I try not to give my emotions too much credence. I’m well aware that my ever-changing emotions can be governed by my diet, hormone level or even my lack of sleep. They are subject to change… constantly. That doesn’t mean that I’m not overcome once in a while. I remember the first Christmas after my mom passed away. When we went to Leroy’s grandma’s house that night NO ONE had made lasagna. (In my mind, there had ALWAYS been a lasagna for dinner.) Well, that year, no lasagna and I lost it. I was devastated. (I really like lasagna, but it wasn’t about the food, it was about admitting that my holiday would be forever changed with the physical absence of Mom.) I cried and cried. I was inconsolable. Leroy (bless his heart) wanted to make me feel better. Since I complained that I was hungry (because I refused to eat anything other than lasagna… I’m a little dramatic like that) Leroy drove around trying to find something that I would eat. Jack In The Box is the only fast food restaurant (near us) that is open on Christmas Day, so we found ourselves in the drive-thru. We ordered Monster Tacos and I slowly began to regain my composure. Now… Jack In The Box drive-thru is a Christmas tradition for us. Every year (since 2004) we make a trip into town and order Monster tacos. And we laugh at ourselves every single time. (See suggestion #3.)
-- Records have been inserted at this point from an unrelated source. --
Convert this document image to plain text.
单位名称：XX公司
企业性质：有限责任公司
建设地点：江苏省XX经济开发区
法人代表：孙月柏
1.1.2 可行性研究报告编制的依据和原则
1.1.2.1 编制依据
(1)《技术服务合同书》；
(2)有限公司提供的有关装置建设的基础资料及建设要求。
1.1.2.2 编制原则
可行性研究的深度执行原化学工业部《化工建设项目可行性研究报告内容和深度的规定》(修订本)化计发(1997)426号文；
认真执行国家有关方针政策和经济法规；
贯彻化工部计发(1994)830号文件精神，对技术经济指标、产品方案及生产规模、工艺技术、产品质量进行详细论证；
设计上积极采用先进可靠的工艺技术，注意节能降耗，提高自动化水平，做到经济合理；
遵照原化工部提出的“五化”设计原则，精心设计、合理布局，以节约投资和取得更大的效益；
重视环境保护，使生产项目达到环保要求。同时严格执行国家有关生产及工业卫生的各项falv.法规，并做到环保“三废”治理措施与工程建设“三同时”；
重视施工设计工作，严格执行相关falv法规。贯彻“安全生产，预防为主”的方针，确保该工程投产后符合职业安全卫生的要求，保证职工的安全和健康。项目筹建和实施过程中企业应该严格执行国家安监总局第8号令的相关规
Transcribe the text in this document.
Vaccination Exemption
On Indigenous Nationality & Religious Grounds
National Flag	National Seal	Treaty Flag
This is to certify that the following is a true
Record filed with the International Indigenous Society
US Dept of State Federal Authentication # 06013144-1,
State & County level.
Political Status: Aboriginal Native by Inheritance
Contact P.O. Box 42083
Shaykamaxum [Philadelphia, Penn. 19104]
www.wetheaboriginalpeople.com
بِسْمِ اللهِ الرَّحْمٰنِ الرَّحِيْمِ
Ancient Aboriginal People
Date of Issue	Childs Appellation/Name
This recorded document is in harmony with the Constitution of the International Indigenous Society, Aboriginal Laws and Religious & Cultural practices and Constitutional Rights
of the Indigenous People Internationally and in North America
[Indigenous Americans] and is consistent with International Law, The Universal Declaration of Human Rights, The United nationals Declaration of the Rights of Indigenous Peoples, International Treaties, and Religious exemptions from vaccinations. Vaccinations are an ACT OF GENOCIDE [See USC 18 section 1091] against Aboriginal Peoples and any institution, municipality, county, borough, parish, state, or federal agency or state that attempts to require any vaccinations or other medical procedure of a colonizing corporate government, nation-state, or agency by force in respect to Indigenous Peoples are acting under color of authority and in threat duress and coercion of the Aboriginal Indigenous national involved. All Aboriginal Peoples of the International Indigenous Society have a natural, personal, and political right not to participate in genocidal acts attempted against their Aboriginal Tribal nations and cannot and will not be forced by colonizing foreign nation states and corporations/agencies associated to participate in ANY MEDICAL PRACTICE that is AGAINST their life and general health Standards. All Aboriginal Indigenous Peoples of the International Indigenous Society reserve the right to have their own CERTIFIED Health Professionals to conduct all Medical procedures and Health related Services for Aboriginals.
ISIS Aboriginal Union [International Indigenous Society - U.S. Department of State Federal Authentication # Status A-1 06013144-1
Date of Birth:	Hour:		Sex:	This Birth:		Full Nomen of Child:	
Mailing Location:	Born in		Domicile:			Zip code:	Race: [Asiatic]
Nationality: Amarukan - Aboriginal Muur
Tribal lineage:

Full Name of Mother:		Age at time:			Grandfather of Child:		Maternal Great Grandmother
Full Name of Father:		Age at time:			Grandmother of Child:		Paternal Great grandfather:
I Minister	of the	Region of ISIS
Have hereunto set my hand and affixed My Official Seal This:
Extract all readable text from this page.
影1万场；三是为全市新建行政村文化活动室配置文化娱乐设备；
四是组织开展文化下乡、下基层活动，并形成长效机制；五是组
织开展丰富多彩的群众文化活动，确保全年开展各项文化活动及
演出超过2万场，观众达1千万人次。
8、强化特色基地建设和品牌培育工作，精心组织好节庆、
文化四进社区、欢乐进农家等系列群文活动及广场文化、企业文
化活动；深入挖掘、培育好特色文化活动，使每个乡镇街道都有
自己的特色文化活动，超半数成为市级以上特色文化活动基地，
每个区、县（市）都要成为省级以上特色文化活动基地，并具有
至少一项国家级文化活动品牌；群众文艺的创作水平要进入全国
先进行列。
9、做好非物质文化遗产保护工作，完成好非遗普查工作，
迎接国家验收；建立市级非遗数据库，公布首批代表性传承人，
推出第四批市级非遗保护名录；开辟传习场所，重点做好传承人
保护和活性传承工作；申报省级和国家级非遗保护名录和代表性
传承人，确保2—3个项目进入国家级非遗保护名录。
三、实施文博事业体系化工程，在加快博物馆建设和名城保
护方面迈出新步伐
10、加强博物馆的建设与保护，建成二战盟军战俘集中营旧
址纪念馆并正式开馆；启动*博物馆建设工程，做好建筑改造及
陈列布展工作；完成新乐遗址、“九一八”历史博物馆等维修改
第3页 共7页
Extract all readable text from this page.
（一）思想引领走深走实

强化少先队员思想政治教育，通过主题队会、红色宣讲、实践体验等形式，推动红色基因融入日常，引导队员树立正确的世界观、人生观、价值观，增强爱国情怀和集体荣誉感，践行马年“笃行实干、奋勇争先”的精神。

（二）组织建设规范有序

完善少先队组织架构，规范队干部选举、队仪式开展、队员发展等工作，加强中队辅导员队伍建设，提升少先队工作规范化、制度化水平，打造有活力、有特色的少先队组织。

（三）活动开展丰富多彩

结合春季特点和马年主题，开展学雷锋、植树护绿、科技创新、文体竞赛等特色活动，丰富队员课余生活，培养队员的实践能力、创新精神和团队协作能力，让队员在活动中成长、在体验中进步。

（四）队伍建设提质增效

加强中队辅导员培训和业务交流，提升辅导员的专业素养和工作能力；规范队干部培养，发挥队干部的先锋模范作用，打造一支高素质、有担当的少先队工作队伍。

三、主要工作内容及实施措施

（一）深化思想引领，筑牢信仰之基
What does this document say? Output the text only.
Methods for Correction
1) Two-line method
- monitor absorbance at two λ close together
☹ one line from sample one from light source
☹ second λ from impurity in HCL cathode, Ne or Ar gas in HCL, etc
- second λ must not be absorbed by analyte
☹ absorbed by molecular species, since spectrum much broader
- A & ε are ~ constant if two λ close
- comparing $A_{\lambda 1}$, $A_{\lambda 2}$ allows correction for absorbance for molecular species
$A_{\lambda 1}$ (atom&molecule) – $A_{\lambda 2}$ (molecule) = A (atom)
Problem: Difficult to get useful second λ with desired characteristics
If you’re not happy with the way you experience the Christmas season, change your perspective. Make a different choice. I would suggest making a list of the things you enjoy and the things you don’t. Do more of the things you like and less of the things you don’t. (I know that sounds too simple, but it’s the only thing that works.) Don’t get caught up in what others (including the media) say it should be like. Ask yourself what you want it to be and then make it happen.